There’s still no access to the fire-ravaged city of Fort McMurray, but displaced residents – some of whom fled directly from the flames – are now learning what they’re covered for in a worst-case scenario. However, the question remains – will homeowners choose to move back into the city once they have their insurance cheques in hand?
Economic conditions have been rocky in the oil sands-dependent region as commodity prices have plunged, leading to mass industry layoffs and a steep downturn in real estate prices. It is possible former residents will choose a cash payout rather than undergo the rebuilding – and potential sale – of their homes, according to Paul MacDonald, vice president of claims at RSA.
Fortunately for evacuees, damage due to fire is covered in comprehensive home insurance policies - unlike the lack of overland flooding coverage many were surprised to learn they did not have during the mass floods that hit southern Alberta in 2013.
And, because the city was emptied due to a mandatory evacuation, residents are covered for incidental costs as well – a main area of focus for carriers and brokers at this early stage, says MacDonald.

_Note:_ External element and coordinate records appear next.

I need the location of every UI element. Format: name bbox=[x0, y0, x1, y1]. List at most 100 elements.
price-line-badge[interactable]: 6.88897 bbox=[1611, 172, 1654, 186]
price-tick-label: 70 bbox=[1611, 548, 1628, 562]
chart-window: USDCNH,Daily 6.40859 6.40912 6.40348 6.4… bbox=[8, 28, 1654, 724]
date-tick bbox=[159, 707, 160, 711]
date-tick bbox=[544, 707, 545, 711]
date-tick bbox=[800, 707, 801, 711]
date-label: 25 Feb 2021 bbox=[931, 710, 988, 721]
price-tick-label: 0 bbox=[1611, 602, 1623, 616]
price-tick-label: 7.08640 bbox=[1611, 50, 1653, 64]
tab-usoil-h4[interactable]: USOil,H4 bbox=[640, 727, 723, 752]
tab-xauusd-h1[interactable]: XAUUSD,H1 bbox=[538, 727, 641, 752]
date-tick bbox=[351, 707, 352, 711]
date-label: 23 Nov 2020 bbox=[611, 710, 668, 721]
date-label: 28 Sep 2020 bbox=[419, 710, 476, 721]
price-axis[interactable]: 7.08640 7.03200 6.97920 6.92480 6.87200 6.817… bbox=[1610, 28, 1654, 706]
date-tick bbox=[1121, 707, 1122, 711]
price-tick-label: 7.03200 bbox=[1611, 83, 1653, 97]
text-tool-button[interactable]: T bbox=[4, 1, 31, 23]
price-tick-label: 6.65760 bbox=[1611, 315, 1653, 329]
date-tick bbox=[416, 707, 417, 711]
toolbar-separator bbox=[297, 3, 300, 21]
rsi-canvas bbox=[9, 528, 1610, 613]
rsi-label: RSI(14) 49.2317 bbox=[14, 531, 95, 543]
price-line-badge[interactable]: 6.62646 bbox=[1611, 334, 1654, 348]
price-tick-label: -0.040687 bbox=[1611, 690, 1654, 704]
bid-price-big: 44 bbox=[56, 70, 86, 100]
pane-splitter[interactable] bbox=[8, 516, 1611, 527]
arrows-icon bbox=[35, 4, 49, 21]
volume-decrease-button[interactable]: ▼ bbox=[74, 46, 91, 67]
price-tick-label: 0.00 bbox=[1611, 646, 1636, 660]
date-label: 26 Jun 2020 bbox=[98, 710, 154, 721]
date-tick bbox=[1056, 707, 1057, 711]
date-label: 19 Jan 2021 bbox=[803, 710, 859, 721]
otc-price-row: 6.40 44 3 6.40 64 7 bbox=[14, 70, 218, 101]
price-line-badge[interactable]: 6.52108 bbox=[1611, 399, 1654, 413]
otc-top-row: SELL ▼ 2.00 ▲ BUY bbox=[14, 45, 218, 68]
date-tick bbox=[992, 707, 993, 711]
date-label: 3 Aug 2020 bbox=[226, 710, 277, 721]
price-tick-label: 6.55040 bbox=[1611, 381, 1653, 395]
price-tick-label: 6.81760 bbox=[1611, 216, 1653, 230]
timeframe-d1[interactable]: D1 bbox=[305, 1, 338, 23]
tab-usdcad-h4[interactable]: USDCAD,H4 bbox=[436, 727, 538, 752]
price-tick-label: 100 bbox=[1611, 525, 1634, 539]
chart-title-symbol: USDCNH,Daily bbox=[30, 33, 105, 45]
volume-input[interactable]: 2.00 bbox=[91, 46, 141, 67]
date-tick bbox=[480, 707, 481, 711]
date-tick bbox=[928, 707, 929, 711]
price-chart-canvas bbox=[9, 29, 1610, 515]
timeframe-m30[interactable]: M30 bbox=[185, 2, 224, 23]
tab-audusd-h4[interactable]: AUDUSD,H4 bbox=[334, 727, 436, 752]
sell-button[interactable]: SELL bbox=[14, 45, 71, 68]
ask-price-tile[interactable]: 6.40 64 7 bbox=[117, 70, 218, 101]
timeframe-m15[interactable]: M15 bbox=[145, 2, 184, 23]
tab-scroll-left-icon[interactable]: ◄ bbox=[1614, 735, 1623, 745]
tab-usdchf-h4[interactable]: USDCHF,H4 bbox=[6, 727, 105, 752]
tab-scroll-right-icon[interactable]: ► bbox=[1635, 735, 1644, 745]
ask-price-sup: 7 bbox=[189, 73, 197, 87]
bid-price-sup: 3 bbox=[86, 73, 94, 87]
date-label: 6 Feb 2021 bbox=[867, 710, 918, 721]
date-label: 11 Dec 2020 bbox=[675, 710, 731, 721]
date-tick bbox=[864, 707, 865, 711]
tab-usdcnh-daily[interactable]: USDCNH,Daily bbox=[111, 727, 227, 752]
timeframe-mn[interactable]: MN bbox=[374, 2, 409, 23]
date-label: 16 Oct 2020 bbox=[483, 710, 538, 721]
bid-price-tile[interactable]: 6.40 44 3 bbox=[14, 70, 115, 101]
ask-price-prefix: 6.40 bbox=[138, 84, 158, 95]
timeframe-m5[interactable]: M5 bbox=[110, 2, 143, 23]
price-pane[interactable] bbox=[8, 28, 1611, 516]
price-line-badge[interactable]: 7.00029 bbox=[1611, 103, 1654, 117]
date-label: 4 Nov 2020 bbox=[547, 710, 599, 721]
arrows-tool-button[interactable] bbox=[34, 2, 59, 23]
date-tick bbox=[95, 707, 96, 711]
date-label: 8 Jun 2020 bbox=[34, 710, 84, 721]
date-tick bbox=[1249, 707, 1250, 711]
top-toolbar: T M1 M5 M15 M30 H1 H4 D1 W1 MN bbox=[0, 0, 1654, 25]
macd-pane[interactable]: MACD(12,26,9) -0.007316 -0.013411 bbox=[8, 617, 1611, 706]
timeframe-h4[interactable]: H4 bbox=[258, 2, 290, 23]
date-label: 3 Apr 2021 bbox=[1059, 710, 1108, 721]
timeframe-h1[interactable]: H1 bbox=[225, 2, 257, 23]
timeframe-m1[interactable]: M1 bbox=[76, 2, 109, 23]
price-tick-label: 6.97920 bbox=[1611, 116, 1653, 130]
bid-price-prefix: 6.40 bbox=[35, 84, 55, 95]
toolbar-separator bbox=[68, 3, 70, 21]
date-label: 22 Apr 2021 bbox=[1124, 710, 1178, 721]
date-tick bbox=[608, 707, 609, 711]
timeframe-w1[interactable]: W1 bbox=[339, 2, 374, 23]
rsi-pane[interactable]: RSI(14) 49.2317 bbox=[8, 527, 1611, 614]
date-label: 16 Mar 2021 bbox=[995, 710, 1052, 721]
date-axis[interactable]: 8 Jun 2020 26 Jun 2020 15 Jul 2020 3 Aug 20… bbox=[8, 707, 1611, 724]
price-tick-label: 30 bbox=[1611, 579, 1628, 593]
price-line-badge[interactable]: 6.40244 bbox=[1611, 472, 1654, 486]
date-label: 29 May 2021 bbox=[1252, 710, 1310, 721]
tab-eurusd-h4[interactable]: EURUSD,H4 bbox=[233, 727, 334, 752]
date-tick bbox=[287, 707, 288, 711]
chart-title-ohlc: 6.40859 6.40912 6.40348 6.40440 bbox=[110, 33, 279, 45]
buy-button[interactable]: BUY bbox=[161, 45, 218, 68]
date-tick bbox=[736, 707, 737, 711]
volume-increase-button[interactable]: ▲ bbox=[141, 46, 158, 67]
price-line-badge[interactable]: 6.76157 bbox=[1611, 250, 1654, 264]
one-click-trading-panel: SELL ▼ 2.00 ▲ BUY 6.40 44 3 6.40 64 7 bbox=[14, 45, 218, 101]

“The most important things at this time are what we call additional living expenses, that the customers will incur from having to rent hotel rooms, having to get groceries, the fundamentals, as well as something called ‘loss of the use of vehicle’,” he says. “We’re being told that many of the customers left their vehicles behind and obviously if they’ll need some mode of transportation where they are.”
He added that now that residents have been effectively moved to safety, concern immediately shifts to what their coverage includes – a challenge when they can’t access their records.
“Fires are particularly problematic, because if you’re evacuated from your building and all your insurance contracts are in your house, obviously you can’t sit and review the contracts to determine what’s covered,” he says. “It is typically quite a panicked situation for customers, so this is about calmly explaining what the options are, trying to put some certainty around what to expect from the process.”
“They’re looking for information. They need money to help them bridge the gap and they start calling a variety of different insurance companies.”
Total damage from the fires has been forecasted to hit more than $9 billion, in what is the costliest environmental disaster in Canadian history.
“It’s an evolving situation and we’re still very much in early days,” says MacDonald. “As this progresses, there will be far more support in this area, once it stabilizes.”